Стас прошел следом. Интерес и желание разобраться, как следует, пересилили злость. К тому же мысль о том, что у Леши будет заработок, не связанный с переноской тяжестей, грела душу. Он же с самого начала этого хотел, чтобы парень нормально освоился.

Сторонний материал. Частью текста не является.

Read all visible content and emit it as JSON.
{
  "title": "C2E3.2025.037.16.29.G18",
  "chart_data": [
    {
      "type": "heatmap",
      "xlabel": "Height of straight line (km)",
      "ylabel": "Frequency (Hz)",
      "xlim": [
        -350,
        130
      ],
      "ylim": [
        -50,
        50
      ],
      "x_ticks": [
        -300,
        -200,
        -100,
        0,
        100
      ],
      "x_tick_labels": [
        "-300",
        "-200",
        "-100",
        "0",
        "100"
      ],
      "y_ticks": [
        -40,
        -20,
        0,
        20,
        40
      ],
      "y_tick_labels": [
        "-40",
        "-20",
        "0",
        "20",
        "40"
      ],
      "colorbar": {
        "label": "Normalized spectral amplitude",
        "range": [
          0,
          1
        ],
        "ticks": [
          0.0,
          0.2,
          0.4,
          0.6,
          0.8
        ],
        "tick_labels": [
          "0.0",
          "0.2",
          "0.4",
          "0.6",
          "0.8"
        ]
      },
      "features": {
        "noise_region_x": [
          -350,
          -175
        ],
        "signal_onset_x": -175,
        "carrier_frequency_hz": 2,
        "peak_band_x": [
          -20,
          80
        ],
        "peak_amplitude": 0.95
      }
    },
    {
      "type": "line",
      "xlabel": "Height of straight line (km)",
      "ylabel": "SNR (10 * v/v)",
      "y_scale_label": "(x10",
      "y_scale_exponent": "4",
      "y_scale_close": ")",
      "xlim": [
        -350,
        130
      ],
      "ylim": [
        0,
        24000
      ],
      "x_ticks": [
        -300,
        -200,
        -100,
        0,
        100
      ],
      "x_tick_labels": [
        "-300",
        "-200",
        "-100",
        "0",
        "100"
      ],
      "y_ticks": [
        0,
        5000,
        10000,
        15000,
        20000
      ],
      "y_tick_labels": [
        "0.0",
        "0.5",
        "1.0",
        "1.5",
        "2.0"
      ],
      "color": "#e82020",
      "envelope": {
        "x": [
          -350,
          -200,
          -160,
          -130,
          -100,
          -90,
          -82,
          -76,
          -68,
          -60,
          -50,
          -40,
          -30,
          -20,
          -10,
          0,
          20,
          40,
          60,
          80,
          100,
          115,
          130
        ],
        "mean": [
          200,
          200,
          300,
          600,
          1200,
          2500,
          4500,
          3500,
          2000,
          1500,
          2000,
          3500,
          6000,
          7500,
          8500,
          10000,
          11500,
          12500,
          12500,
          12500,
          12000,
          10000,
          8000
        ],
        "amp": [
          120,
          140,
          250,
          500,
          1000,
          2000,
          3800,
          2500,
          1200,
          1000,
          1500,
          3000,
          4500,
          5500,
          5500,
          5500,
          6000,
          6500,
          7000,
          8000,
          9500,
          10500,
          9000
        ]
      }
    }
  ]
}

Внутри гремела музыка, и это оказалось непривычно. Стас мельком глянул на сцену, но не смог ничего разглядеть за толпой. Он почти застрял, когда из потока его выхватила рука Вика и потащила дальше. Перед хозяином клуба гости волей-неволей расступались. Возле кассы за барной стойкой Стас увидел Лешу — тот внимательно слушал парня, стоящего рядом. Паренек выглядел нелепо: с растрепанной кудрявой шевелюрой, тощий, он размахивал руками на манер мельницы. Стас улыбнулся — от таких не бывает проблем, пусть говорят.
Вик провел их до рабочей коморки, плотно закрыл дверь, но даже после этого потоки музыки не отступили.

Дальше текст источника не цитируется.